Decaf coffee has been around for decades, since the discovery of the decaffeination process in the 1900s by Ludwig Roselius there has only been a growth in interest. Its importance against its great caffeinated rival, seemed like an impossible challenge, but as decaf coffee improves in taste, could it soon be as popular? Initially the challenge was to produce coffee without the caffeine, but as the operation grows the process evolves, so now we can make decaf coffee that tastes great.
Are the days of snubbing decaf over? Some of the biggest factors associated with a decaf order generally revolve around health and not overdoing that caffeine hit but more recently it’s becoming about the flavour. I even hear people saying: “Have you tried this cafe? They’ve got a great decaf!”
Our new logo design, with an array of colours, is there to help you differentiate between our coffees and their unique qualities. We felt like decaf deserved better than grey, our new colour ‘Heather’ or ‘violet’ to be less precise, gives decaf the representation that we feel it deserves.
So this is why we say decaf shouldn’t be an afterthought, what we look for during our coffee selection process is quality matched with a more sustainable process. Decaffeinating coffee involves more complexity then your caffeinated coffees, this is due to the decaffeination process. The coffee beans are grown, harvested and relocated to the decaffeination plant and shipped to our roastery as green beans.
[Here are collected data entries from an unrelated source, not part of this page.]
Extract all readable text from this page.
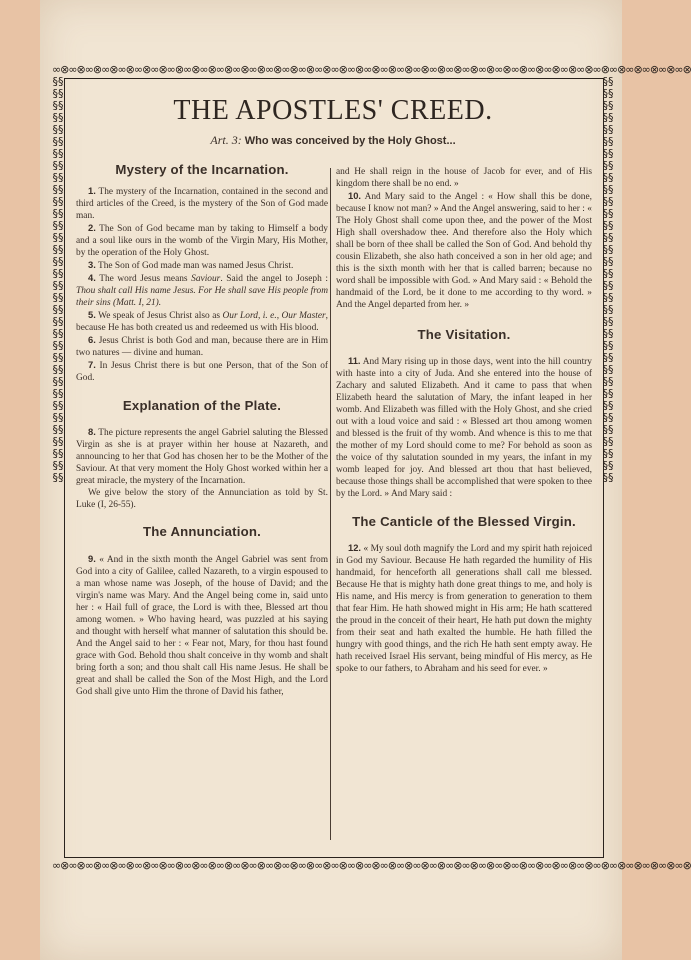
∞⊗∞⊗∞⊗∞⊗∞⊗∞⊗∞⊗∞⊗∞⊗∞⊗∞⊗∞⊗∞⊗∞⊗∞⊗∞⊗∞⊗∞⊗∞⊗∞⊗∞⊗∞⊗∞⊗∞⊗∞⊗∞⊗∞⊗∞⊗∞⊗∞⊗∞⊗∞⊗∞⊗∞⊗∞⊗∞⊗∞⊗∞⊗∞⊗
∞⊗∞⊗∞⊗∞⊗∞⊗∞⊗∞⊗∞⊗∞⊗∞⊗∞⊗∞⊗∞⊗∞⊗∞⊗∞⊗∞⊗∞⊗∞⊗∞⊗∞⊗∞⊗∞⊗∞⊗∞⊗∞⊗∞⊗∞⊗∞⊗∞⊗∞⊗∞⊗∞⊗∞⊗∞⊗∞⊗∞⊗∞⊗∞⊗
§§§§§§§§§§§§§§§§§§§§§§§§§§§§§§§§§§§§§§§§§§§§§§§§§§§§§§§§§§§§§§§§§§§§
§§§§§§§§§§§§§§§§§§§§§§§§§§§§§§§§§§§§§§§§§§§§§§§§§§§§§§§§§§§§§§§§§§§§
THE APOSTLES' CREED.
Art. 3: Who was conceived by the Holy Ghost...
Mystery of the Incarnation.

1. The mystery of the Incarnation, contained in the second and third articles of the Creed, is the mystery of the Son of God made man.

2. The Son of God became man by taking to Himself a body and a soul like ours in the womb of the Virgin Mary, His Mother, by the operation of the Holy Ghost.

3. The Son of God made man was named Jesus Christ.

4. The word Jesus means Saviour. Said the angel to Joseph : Thou shalt call His name Jesus. For He shall save His people from their sins (Matt. I, 21).

5. We speak of Jesus Christ also as Our Lord, i. e., Our Master, because He has both created us and redeemed us with His blood.

6. Jesus Christ is both God and man, because there are in Him two natures — divine and human.

7. In Jesus Christ there is but one Person, that of the Son of God.

Explanation of the Plate.

8. The picture represents the angel Gabriel saluting the Blessed Virgin as she is at prayer within her house at Nazareth, and announcing to her that God has chosen her to be the Mother of the Saviour. At that very moment the Holy Ghost worked within her a great miracle, the mystery of the Incarnation.

We give below the story of the Annunciation as told by St. Luke (I, 26-55).

The Annunciation.

9. « And in the sixth month the Angel Gabriel was sent from God into a city of Galilee, called Nazareth, to a virgin espoused to a man whose name was Joseph, of the house of David; and the virgin's name was Mary. And the Angel being come in, said unto her : « Hail full of grace, the Lord is with thee, Blessed art thou among women. » Who having heard, was puzzled at his saying and thought with herself what manner of salutation this should be. And the Angel said to her : « Fear not, Mary, for thou hast found grace with God. Behold thou shalt conceive in thy womb and shalt bring forth a son; and thou shalt call His name Jesus. He shall be great and shall be called the Son of the Most High, and the Lord God shall give unto Him the throne of David his father,

and He shall reign in the house of Jacob for ever, and of His kingdom there shall be no end. »

10. And Mary said to the Angel : « How shall this be done, because I know not man? » And the Angel answering, said to her : « The Holy Ghost shall come upon thee, and the power of the Most High shall overshadow thee. And therefore also the Holy which shall be born of thee shall be called the Son of God. And behold thy cousin Elizabeth, she also hath conceived a son in her old age; and this is the sixth month with her that is called barren; because no word shall be impossible with God. » And Mary said : « Behold the handmaid of the Lord, be it done to me according to thy word. » And the Angel departed from her. »

The Visitation.

11. And Mary rising up in those days, went into the hill country with haste into a city of Juda. And she entered into the house of Zachary and saluted Elizabeth. And it came to pass that when Elizabeth heard the salutation of Mary, the infant leaped in her womb. And Elizabeth was filled with the Holy Ghost, and she cried out with a loud voice and said : « Blessed art thou among women and blessed is the fruit of thy womb. And whence is this to me that the mother of my Lord should come to me? For behold as soon as the voice of thy salutation sounded in my years, the infant in my womb leaped for joy. And blessed art thou that hast believed, because those things shall be accomplished that were spoken to thee by the Lord. » And Mary said :

The Canticle of the Blessed Virgin.

12. « My soul doth magnify the Lord and my spirit hath rejoiced in God my Saviour. Because He hath regarded the humility of His handmaid, for henceforth all generations shall call me blessed. Because He that is mighty hath done great things to me, and holy is His name, and His mercy is from generation to generation to them that fear Him. He hath showed might in His arm; He hath scattered the proud in the conceit of their heart, He hath put down the mighty from their seat and hath exalted the humble. He hath filled the hungry with good things, and the rich He hath sent empty away. He hath received Israel His servant, being mindful of His mercy, as He spoke to our fathers, to Abraham and his seed for ever. »
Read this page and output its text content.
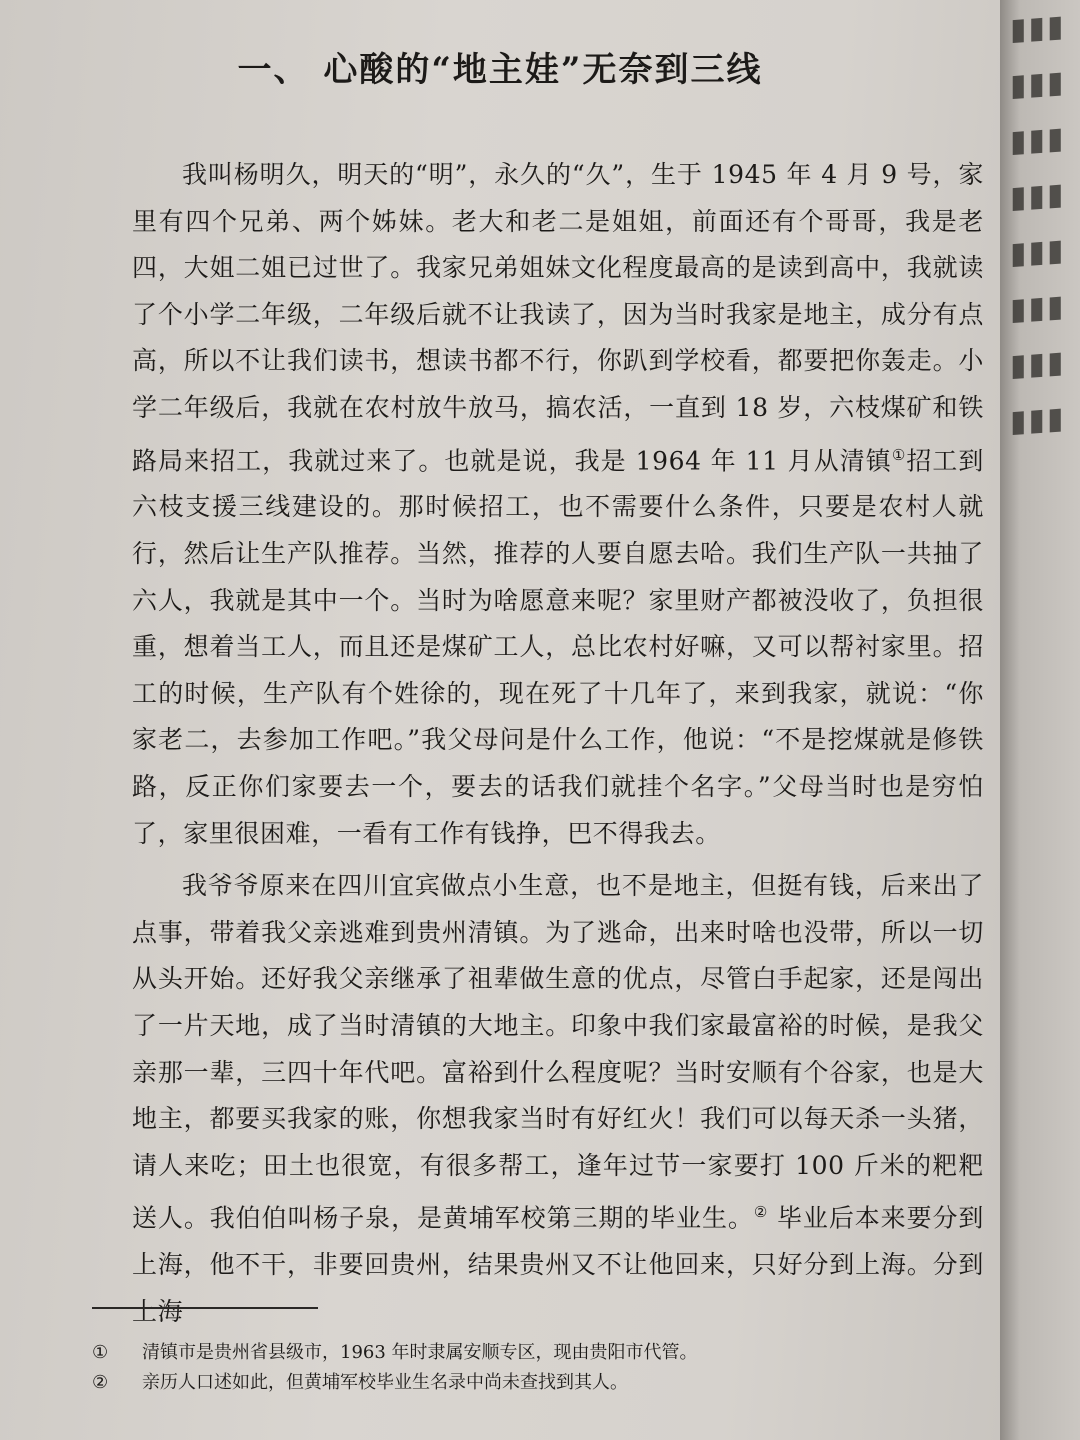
一、 心酸的“地主娃”无奈到三线

我叫杨明久，明天的“明”，永久的“久”，生于 1945 年 4 月 9 号，家里有四个兄弟、两个姊妹。老大和老二是姐姐，前面还有个哥哥，我是老四，大姐二姐已过世了。我家兄弟姐妹文化程度最高的是读到高中，我就读了个小学二年级，二年级后就不让我读了，因为当时我家是地主，成分有点高，所以不让我们读书，想读书都不行，你趴到学校看，都要把你轰走。小学二年级后，我就在农村放牛放马，搞农活，一直到 18 岁，六枝煤矿和铁路局来招工，我就过来了。也就是说，我是 1964 年 11 月从清镇①招工到六枝支援三线建设的。那时候招工，也不需要什么条件，只要是农村人就行，然后让生产队推荐。当然，推荐的人要自愿去哈。我们生产队一共抽了六人，我就是其中一个。当时为啥愿意来呢？家里财产都被没收了，负担很重，想着当工人，而且还是煤矿工人，总比农村好嘛，又可以帮衬家里。招工的时候，生产队有个姓徐的，现在死了十几年了，来到我家，就说：“你家老二，去参加工作吧。”我父母问是什么工作，他说：“不是挖煤就是修铁路，反正你们家要去一个，要去的话我们就挂个名字。”父母当时也是穷怕了，家里很困难，一看有工作有钱挣，巴不得我去。

我爷爷原来在四川宜宾做点小生意，也不是地主，但挺有钱，后来出了点事，带着我父亲逃难到贵州清镇。为了逃命，出来时啥也没带，所以一切从头开始。还好我父亲继承了祖辈做生意的优点，尽管白手起家，还是闯出了一片天地，成了当时清镇的大地主。印象中我们家最富裕的时候，是我父亲那一辈，三四十年代吧。富裕到什么程度呢？当时安顺有个谷家，也是大地主，都要买我家的账，你想我家当时有好红火！我们可以每天杀一头猪，请人来吃；田土也很宽，有很多帮工，逢年过节一家要打 100 斤米的粑粑送人。我伯伯叫杨子泉，是黄埔军校第三期的毕业生。② 毕业后本来要分到上海，他不干，非要回贵州，结果贵州又不让他回来，只好分到上海。分到上海

①	清镇市是贵州省县级市，1963 年时隶属安顺专区，现由贵阳市代管。
②	亲历人口述如此，但黄埔军校毕业生名录中尚未查找到其人。
▮▮▮▮▮▮▮▮▮▮▮▮▮▮▮▮▮▮▮▮▮▮▮▮
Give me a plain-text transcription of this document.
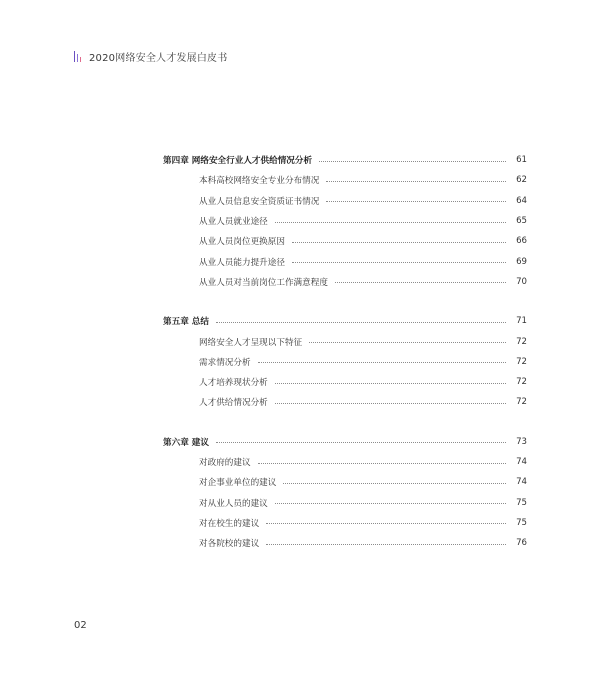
2020网络安全人才发展白皮书
第四章 网络安全行业人才供给情况分析	61
本科高校网络安全专业分布情况	62
从业人员信息安全资质证书情况	64
从业人员就业途径	65
从业人员岗位更换原因	66
从业人员能力提升途径	69
从业人员对当前岗位工作满意程度	70
第五章 总结	71
网络安全人才呈现以下特征	72
需求情况分析	72
人才培养现状分析	72
人才供给情况分析	72
第六章 建议	73
对政府的建议	74
对企事业单位的建议	74
对从业人员的建议	75
对在校生的建议	75
对各院校的建议	76
02
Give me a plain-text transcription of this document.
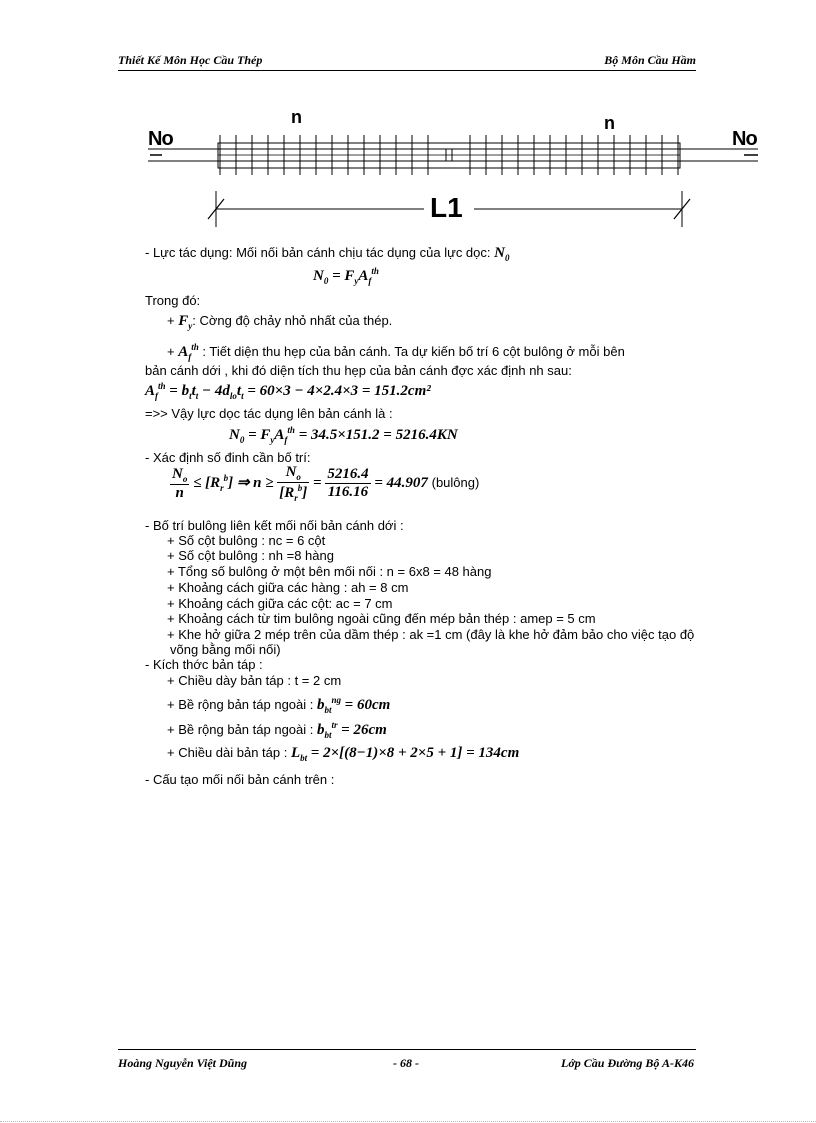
Thiết Kế Môn Học Cầu Thép	Bộ Môn Cầu Hầm
No	No
n	n
L1
- Lực tác dụng: Mối nối bản cánh chịu tác dụng của lực dọc: $N_0$
$N_0 = F_yA_f^{th}$
Trong đó:
+ $F_y$: Cờng độ chảy nhỏ nhất của thép.
+ $A_f^{th}$ : Tiết diện thu hẹp của bản cánh. Ta dự kiến bố trí 6 cột bulông ở mỗi bên
bản cánh dới , khi đó diện tích thu hẹp của bản cánh đợc xác định nh sau:
$A_f^{th} = b_tt_t - 4d_{lo}t_t = 60\times 3 - 4\times 2.4\times 3 = 151.2cm^2$
=>> Vậy lực dọc tác dụng lên bản cánh là :
$N_0 = F_yA_f^{th} = 34.5\times 151.2 = 5216.4KN$
- Xác định số đinh cần bố trí:
$\frac{N_o}{n} \le [R_r^b]$ ⇒ $n \ge \frac{N_o}{[R_r^b]} = \frac{5216.4}{116.16} = 44.907$ (bulông)
- Bố trí bulông liên kết mối nối bản cánh dới :
+ Số cột bulông : nc = 6 cột
+ Số cột bulông : nh =8 hàng
+ Tổng số bulông ở một bên mối nối : n = 6x8 = 48 hàng
+ Khoảng cách giữa các hàng : ah = 8 cm
+ Khoảng cách giữa các cột: ac = 7 cm
+ Khoảng cách từ tim bulông ngoài cũng đến mép bản thép : amep = 5 cm
+ Khe hở giữa 2 mép trên của dầm thép : ak =1 cm (đây là khe hở đảm bảo cho việc tạo độ
võng bằng mối nối)
- Kích thớc bản táp :
+ Chiều dày bản táp : t = 2 cm
+ Bề rộng bản táp ngoài : $b_{bt}^{ng} = 60cm$
+ Bề rộng bản táp ngoài : $b_{bt}^{tr} = 26cm$
+ Chiều dài bản táp : $L_{bt} = 2\times[(8-1)\times 8 + 2\times 5 + 1] = 134cm$
- Cấu tạo mối nối bản cánh trên :
Hoàng Nguyễn Việt Dũng	- 68 -	Lớp Cầu Đường Bộ A-K46
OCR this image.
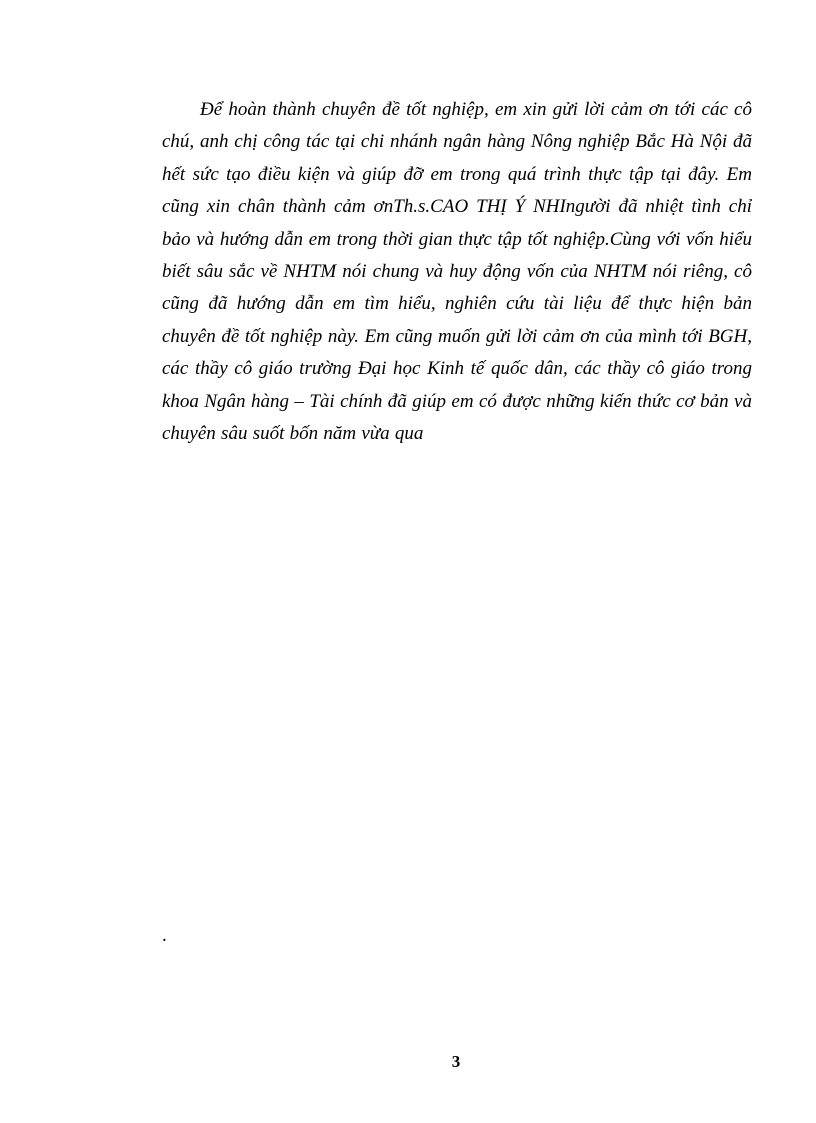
Để hoàn thành chuyên đề tốt nghiệp, em xin gửi lời cảm ơn tới các cô chú, anh chị công tác tại chi nhánh ngân hàng Nông nghiệp Bắc Hà Nội đã hết sức tạo điều kiện và giúp đỡ em trong quá trình thực tập tại đây. Em cũng xin chân thành cảm ơnTh.s.CAO THỊ Ý NHIngười đã nhiệt tình chỉ bảo và hướng dẫn em trong thời gian thực tập tốt nghiệp.Cùng với vốn hiểu biết sâu sắc về NHTM nói chung và huy động vốn của NHTM nói riêng, cô cũng đã hướng dẫn em tìm hiểu, nghiên cứu tài liệu để thực hiện bản chuyên đề tốt nghiệp này. Em cũng muốn gửi lời cảm ơn của mình tới BGH, các thầy cô giáo trường Đại học Kinh tế quốc dân, các thầy cô giáo trong khoa Ngân hàng – Tài chính đã giúp em có được những kiến thức cơ bản và chuyên sâu suốt bốn năm vừa qua

.
3
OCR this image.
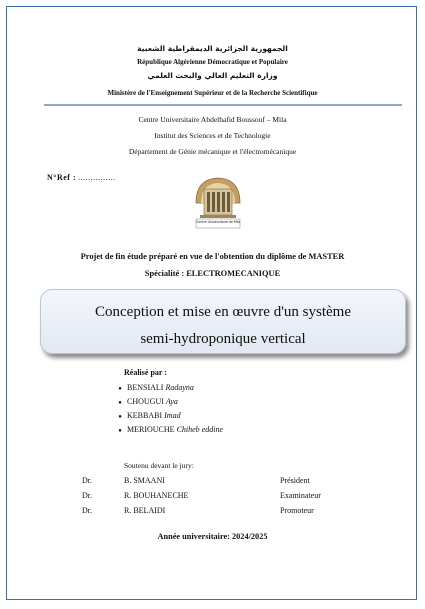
الجمهورية الجزائرية الديمقراطية الشعبية
République Algérienne Démocratique et Populaire
وزارة التعليم العالي والبحث العلمي
Ministère de l'Enseignement Supérieur et de la Recherche Scientifique
Centre Universitaire Abdelhafid Boussouf – Mila
Institut des Sciences et de Technologie
Département de Génie mécanique et l'électromécanique
N°Ref : ...............
Centre Universitaire de Mila
Projet de fin étude préparé en vue de l'obtention du diplôme de MASTER
Spécialité : ELECTROMECANIQUE
Conception et mise en œuvre d'un système
semi-hydroponique vertical
Réalisé par :
● BENSIALI Rodayna
● CHOUGUI Aya
● KEBBABI Imad
● MERIOUCHE Chiheb eddine
Soutenu devant le jury:
Dr.	B. SMAANI	Président
Dr.	R. BOUHANECHE	Examinateur
Dr.	R. BELAIDI	Promoteur
Année universitaire: 2024/2025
A unique program initiated by Cafe Imports means that the decaffeination process breaks from its industry norms. We see a more sustainable method where the decaf processing occurs in the country before shipping, this means a reduction in air miles.
Where decaf began
Like most great discoveries the decaffeination process was discovered by accident. In 1903 a ship carrying a cargo of coffee accidentally slipped into the sea water, because of this the beans lost most of their caffeine content and Ludwig Roselius worked out that by steaming the beans with various acids before using a solvent to remove the caffeine, you can create a decaffeinated coffee and hoorah, the idea was born.
Since then the process hasn't changed all that much, the process generally remains the same however new techniques and research have been applied to make the process more sustainable and to help retain that great coffee taste.
Now for the science part - there are multiple methods of decaffeination, some introduce solvents and others generally rely on more natural processes. To mention a few there are the CO2 process, the Swiss Water process and the solvent process.
What to know about the sugar cane process
Though the process sounds complex and scientific, it’s actually quite simple.
We start with the green coffee beans which are received, sorted and prepared for processing.
The coffee is then steamed for 30 minutes before the decaffeination process begins. This low pressure steaming process opens the pores of the coffee beans, allowing for decaffeination.
What happens next is the coffee is placed in the ethyl acetate solution, EA is the naturally occurring compound found by fermenting sugarcane. After being submerged in the solvent the beans naturally bond to the salts of the chlorogenic acids within the coffee. This then allows for the extraction of the coffee.
The coffee will become saturated and the tank will be drained, refilled with a fresh solution a number of times, this generally takes around 8 hours.
When the final part of caffeine has been removed the bean will be removed from the solution and prepped for a final streaming. This is to remove the remaining traces of E.A.
Then dried, physically polished and packed for export.
Image credit: Cafe Imports
How the sugar cane process helps to retain flavour
The sugar cane process avoids excessive heat or pressure which can disrupt a green beans cellular structure.
Because ethyl acetate comes from sugar cane and is an organic compound that can effectively remove caffeine, the coffee’s flavour attributes will not be extracted and will rather be slightly sweeter thanks to the solvent.
Why is this process more sustainable?
There is a smaller supply chain – this allows for fewer food-miles, and therefore a smaller carbon footprint.
The sugar cane process not only maintains astonishing integrity of green-coffee flavour, but also allows to offer decaffeinated coffee that follows an integrated vertical supply chain, as the growing, processing, and even the full decaffeination process all happens at the source in Colombia.
What does the future hold for decaf?
What about naturally low caffeine coffee? What if the coffee didn’t need to be decaffeinated at all. Welcoming Laurina coffee, also known as Bourbon pointo which is an Arabica varietal that naturally contains far less caffeine than other arabicas. Where your average arabica coffee holds around 1.6% of caffeine Laurina usually has around 0.6%. Perhaps this could be something for the future of decaf.